Don't worry though, the fall won't be worse than their everyday experience. There's no motivation for anyone to move up. Nor is there consistent, intentional, truthful, and careful upward direction. But they are loved - and they have a check to prove it. There's no one to show them that money is rarely indicative of love.
But they have a cell phone.
And after a few months the bill is $650...like mine was when I was a junior in college. Unlike me, they have no one to guide and teach them responsibility. So, they toss the bill and the phone. Creditors call, but get no answer. Later in life, they call a bank for a car loan so they can get to their new job. And they get no answer.
But Pay Day Loans answers! And they charge 50% interest. Deal. Debt. Slavery.
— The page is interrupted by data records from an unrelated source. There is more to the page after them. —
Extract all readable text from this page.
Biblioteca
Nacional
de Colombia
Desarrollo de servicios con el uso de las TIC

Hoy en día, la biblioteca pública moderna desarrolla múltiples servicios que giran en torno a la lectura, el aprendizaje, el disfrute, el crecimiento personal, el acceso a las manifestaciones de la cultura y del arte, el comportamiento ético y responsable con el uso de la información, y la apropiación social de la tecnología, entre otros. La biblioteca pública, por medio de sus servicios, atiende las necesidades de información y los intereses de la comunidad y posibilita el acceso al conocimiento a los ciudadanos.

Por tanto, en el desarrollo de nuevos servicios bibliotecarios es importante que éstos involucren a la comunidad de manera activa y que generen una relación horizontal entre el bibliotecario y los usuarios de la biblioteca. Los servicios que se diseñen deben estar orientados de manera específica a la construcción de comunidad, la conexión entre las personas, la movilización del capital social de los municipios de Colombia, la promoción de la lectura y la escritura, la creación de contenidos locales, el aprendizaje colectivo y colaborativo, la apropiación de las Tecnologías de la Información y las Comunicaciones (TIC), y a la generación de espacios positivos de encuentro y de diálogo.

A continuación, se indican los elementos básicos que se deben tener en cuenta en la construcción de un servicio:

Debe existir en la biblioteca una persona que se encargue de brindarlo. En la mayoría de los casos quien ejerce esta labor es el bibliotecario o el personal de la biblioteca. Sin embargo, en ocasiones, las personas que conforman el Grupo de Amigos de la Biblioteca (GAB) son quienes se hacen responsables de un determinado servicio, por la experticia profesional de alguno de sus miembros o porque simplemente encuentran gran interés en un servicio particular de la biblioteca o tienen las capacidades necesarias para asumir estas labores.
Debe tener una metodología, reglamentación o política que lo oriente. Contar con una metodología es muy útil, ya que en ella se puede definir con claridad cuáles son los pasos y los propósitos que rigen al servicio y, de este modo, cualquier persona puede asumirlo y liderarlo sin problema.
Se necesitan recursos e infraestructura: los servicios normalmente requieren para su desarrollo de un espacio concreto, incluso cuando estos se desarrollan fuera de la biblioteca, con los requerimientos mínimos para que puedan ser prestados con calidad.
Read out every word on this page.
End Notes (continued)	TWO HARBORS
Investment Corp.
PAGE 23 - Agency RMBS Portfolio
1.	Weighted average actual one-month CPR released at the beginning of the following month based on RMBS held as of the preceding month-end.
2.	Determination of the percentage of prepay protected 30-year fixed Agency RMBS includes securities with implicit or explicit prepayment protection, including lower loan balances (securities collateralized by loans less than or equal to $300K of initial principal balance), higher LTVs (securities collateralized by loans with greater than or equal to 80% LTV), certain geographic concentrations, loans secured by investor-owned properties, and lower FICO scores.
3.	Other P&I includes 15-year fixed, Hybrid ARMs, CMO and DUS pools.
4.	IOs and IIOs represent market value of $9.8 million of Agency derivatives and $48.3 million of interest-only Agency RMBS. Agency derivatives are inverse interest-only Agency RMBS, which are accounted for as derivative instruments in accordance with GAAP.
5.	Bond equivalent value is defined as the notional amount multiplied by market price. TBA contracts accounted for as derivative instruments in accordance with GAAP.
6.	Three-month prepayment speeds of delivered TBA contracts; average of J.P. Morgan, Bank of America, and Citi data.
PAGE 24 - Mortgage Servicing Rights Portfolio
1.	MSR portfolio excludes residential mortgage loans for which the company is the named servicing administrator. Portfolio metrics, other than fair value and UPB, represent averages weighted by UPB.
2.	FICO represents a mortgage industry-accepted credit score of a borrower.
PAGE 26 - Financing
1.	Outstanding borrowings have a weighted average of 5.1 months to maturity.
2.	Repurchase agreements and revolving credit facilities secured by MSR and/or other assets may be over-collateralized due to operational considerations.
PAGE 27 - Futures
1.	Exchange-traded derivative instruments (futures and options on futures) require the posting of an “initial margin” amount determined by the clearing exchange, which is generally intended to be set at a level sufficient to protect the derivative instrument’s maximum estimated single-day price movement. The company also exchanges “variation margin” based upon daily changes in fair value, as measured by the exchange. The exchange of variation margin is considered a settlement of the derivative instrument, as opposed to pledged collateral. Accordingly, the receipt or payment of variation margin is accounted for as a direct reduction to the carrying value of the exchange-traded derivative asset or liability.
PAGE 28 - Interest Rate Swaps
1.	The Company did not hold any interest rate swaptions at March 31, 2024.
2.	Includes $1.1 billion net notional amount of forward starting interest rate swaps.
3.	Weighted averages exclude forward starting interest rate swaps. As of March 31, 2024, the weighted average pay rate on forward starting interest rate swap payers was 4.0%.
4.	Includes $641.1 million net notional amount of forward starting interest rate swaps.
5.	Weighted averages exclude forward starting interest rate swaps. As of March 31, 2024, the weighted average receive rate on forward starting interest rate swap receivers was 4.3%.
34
When those shackles come off, both their pockets and their hearts are empty. Desperation sets in. Ideas for action flourish without any moral guidance whatsoever. So, instead of gripping the hammer or saw like our father taught us, he grabs the pistol like his friend taught him. Then, in just a short time, he feels the first intense manly embrace he has felt in a long while. Only it is a man in a uniform with a larger pistol than his own.
He is forced into orderliness by the handcuffs. He gets the first consistent bed in his life - in prison - along with a judgmental eye from those, like you and me, who reached heights he will never see. We read about him in the newspaper. And while we watch him on the side of the road in an orange jump suit, we arrogantly say, "I did it, why can't he?"Or, "Why can't he just get a job like the rest of us?" Or, "I can't believe how lazy his kind are!"
I have no other goal for this post other than to express my own growing awareness that things are not as clean as we'd like. They are more complicated than we think. They are not as easy as it was for us. And it's going to take more understanding than we presently have. Every good thing that we have, or have done, was purchased for us. It is only because of Christ that we can lay our judgments aside, in humble repentance, and direct those less fortunate than we to the One who took our judgment.
The truth is that we all need nothing less than redemption. The problem is that redemption is more bloody than we would like it to be.